I have been wallowing in Thomas Hardy of late, luxuriating in his wonderful evocation of agricultural life in ‘Wessex’ at the beginning of the Victorian era. To my canon of Hardy favourites has been recently added, care of Audible, ‘Two on a Tower’; a real find. But ‘Desperate Remedies’, an early Hardy offering, will not appear on my re-read list.

It is quite difficult to know what to make of this book. Had I not known who the author was, I would have been hard-pressed ever to have guessed that it was Thomas Hardy. Admittedly there are a few of his trademarks: his use of the dialect word ‘tranter’ to describe a carter, mention of apple-pressing to make cider, and the occasional interludes of labouring men discoursing in amusing dialect. But there the similarity ends.

Spoiler Alert!
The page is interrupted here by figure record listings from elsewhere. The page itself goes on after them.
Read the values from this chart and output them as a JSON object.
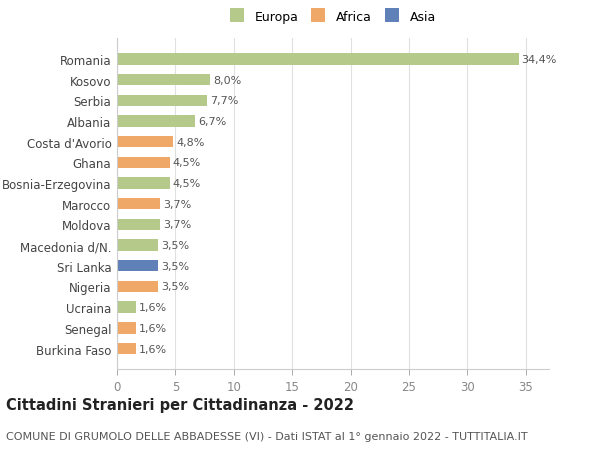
{
  "categories": [
    "Burkina Faso",
    "Senegal",
    "Ucraina",
    "Nigeria",
    "Sri Lanka",
    "Macedonia d/N.",
    "Moldova",
    "Marocco",
    "Bosnia-Erzegovina",
    "Ghana",
    "Costa d'Avorio",
    "Albania",
    "Serbia",
    "Kosovo",
    "Romania"
  ],
  "values": [
    1.6,
    1.6,
    1.6,
    3.5,
    3.5,
    3.5,
    3.7,
    3.7,
    4.5,
    4.5,
    4.8,
    6.7,
    7.7,
    8.0,
    34.4
  ],
  "labels": [
    "1,6%",
    "1,6%",
    "1,6%",
    "3,5%",
    "3,5%",
    "3,5%",
    "3,7%",
    "3,7%",
    "4,5%",
    "4,5%",
    "4,8%",
    "6,7%",
    "7,7%",
    "8,0%",
    "34,4%"
  ],
  "colors": [
    "#f0a868",
    "#f0a868",
    "#b5c98a",
    "#f0a868",
    "#6080b8",
    "#b5c98a",
    "#b5c98a",
    "#f0a868",
    "#b5c98a",
    "#f0a868",
    "#f0a868",
    "#b5c98a",
    "#b5c98a",
    "#b5c98a",
    "#b5c98a"
  ],
  "legend": [
    {
      "label": "Europa",
      "color": "#b5c98a"
    },
    {
      "label": "Africa",
      "color": "#f0a868"
    },
    {
      "label": "Asia",
      "color": "#6080b8"
    }
  ],
  "title": "Cittadini Stranieri per Cittadinanza - 2022",
  "subtitle": "COMUNE DI GRUMOLO DELLE ABBADESSE (VI) - Dati ISTAT al 1° gennaio 2022 - TUTTITALIA.IT",
  "xlim": [
    0,
    37
  ],
  "xticks": [
    0,
    5,
    10,
    15,
    20,
    25,
    30,
    35
  ],
  "background_color": "#ffffff",
  "grid_color": "#e0e0e0",
  "bar_height": 0.55,
  "title_fontsize": 10.5,
  "subtitle_fontsize": 8.0,
  "label_fontsize": 8.0,
  "tick_fontsize": 8.5,
  "legend_fontsize": 9.0
}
In the following review, it has been impossible to construct a meaningful critique without extensive reference to the story. Where to start? The plot is neither fish nor fowl: Jayne Eyre meets The Woman in White, crashing into frequent non-credible Dickensian coincidences on the way. And even before the end of volume one of this three-volume novel, I was sick to death of the sound of the heroine’s name—Cytheria. There was the odd moment of tender dialogue—between the heroine and her thwarted lover Edward Springrove after she has married the villain Manston. This she does, while loving Edward, encouraged by her mercenary brother in order that both of them should be able to enjoy a comfortable life, a decision at variance with her declared love of Springrove although she thinks he is engaged to another. There are some moments of tension: will she and the villain, whose first wife it has just been discovered did not die in a fire, consummate their marriage before they can be found? Will Manston be able to cover his tracks and avoid detection? His crime is finally uncovered in the most unlikely and melodramatic way.

The style is ‘clunky’; it is as though several writers of different genres had contributed chapters. The plot twists and turns—languorous meanders would be a better epithet—are revealed in the most pedestrian fashion. The motives of the ‘mysterious’ Miss Aldclyff in engineering Cytharia’s marriage to Manston are revealed right at the end, to no-one’s great surprise, to be because he is her illegitimate son.

In my view, this early Hardy novel—his second—written in 1871, was, as the Spectator review said of it at the time: ‘a desperate remedy for an emaciated purse’; a pastiche of popular styles and themes, spiced up with some illicit relationships, produced for the sole purpose of making money. I still struggle to believe it came from the same pen as ‘The Mayor’, The Woodlanders, and Far from the Madding Crowd. Since I have no intention of listening to it again, I have returned the book to Audible.